(Medical Xpress)—Men with the metabolic syndrome (MetS), a condition which often leads to cardiovascular, cerebrovascular disease or diabetes, are more likely to incur greater health care costs than women with similar conditions, new research has found.
A new study examined all expenditures across six healthcare services: inpatient, ambulatory care, dental care, traditional Chinese medicine, emergency and contracted pharmacy for 1378 individuals aged from 65 years with the MetS. A number of health risk factors that often occur together, namely abdominal fatness, high blood sugar, abnormal blood fats and high blood pressure make up the MetS.
The study found medical costs were significantly higher for elderly persons with the MetS - especially men, who incurred more than 40 per cent more costs - than those elderly without the MetS characteristics. Women with the MetS incurred almost 20 per cent more costs. For hospital inpatient costs they were nearly three-times higher for men with the MetS and almost 30 per cent higher for women.
The eight-year collaborative study detailed in Gender Medicine involved researchers from Monash University, the National Health Research Institutes, Taiwan and the National Defense Medical Centre, Taiwan.
Co-author, Emeritus Professor Mark Wahlqvist from Monash University's Department of Epidemiology and Preventive Medicine and the Monash Asia Institute, said while the MetS doesn't necessarily predict greater mortality in later life, there are clearly higher medical costs especially for elderly men.
"Men with the MetS are more likely to be affected by elevated blood sugar, higher blood pressure and low levels of good cholesterol (HDL) than women," Professor Wahlqvist said.
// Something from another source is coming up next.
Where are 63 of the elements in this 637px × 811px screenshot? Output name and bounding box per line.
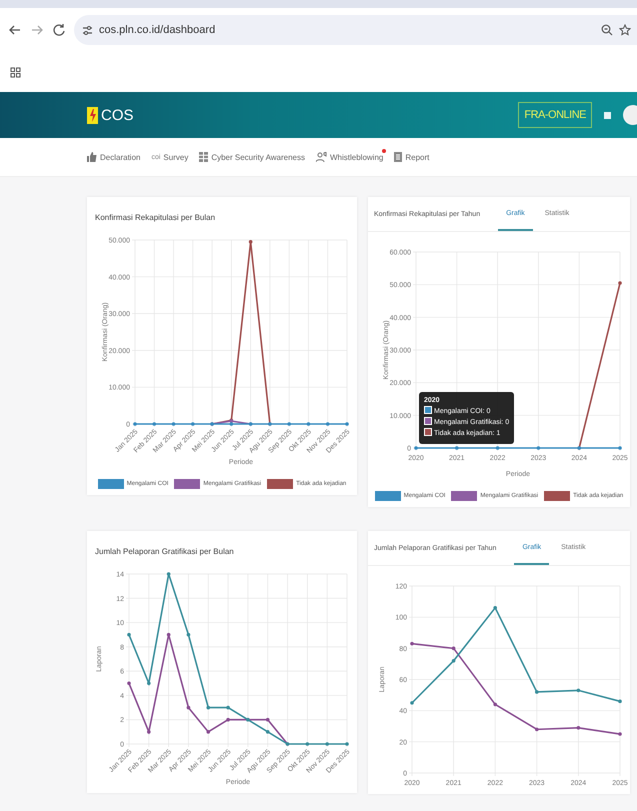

"The research also found these factors accounted for not only more, but a larger proportion of the medical expenses for men than women, especially for hospitalisation, when they developed the MetS," Professor Wahlqvist said.
While the research was undertaken in Taiwan, Professor Wahlqvist said health planners around the world needed to be aware of the combined impact of age, gender and the MetS on costs for medical services. Similarly, this impact will be felt in the loss of active elders in communities.
"While more and more effective medications are available to deal with the MetS, it is probably far more practical, affordable and sustainable for men to change their personal behaviours, especially smoking, physical inactivity and poor diet to reduce healthcare costs," Professor Wahlqvist said.
"By undertaking better health-seeking behaviour, increased exercise and a varied diet with an emphasis on plant foods such as oatmeal, beans and nuts, and on fish, men would improve their health and, at the same time, reduce medical expenses.
"We need to explore further the basis of this relatively greater cost of men than women to the health care system when they have the MetS."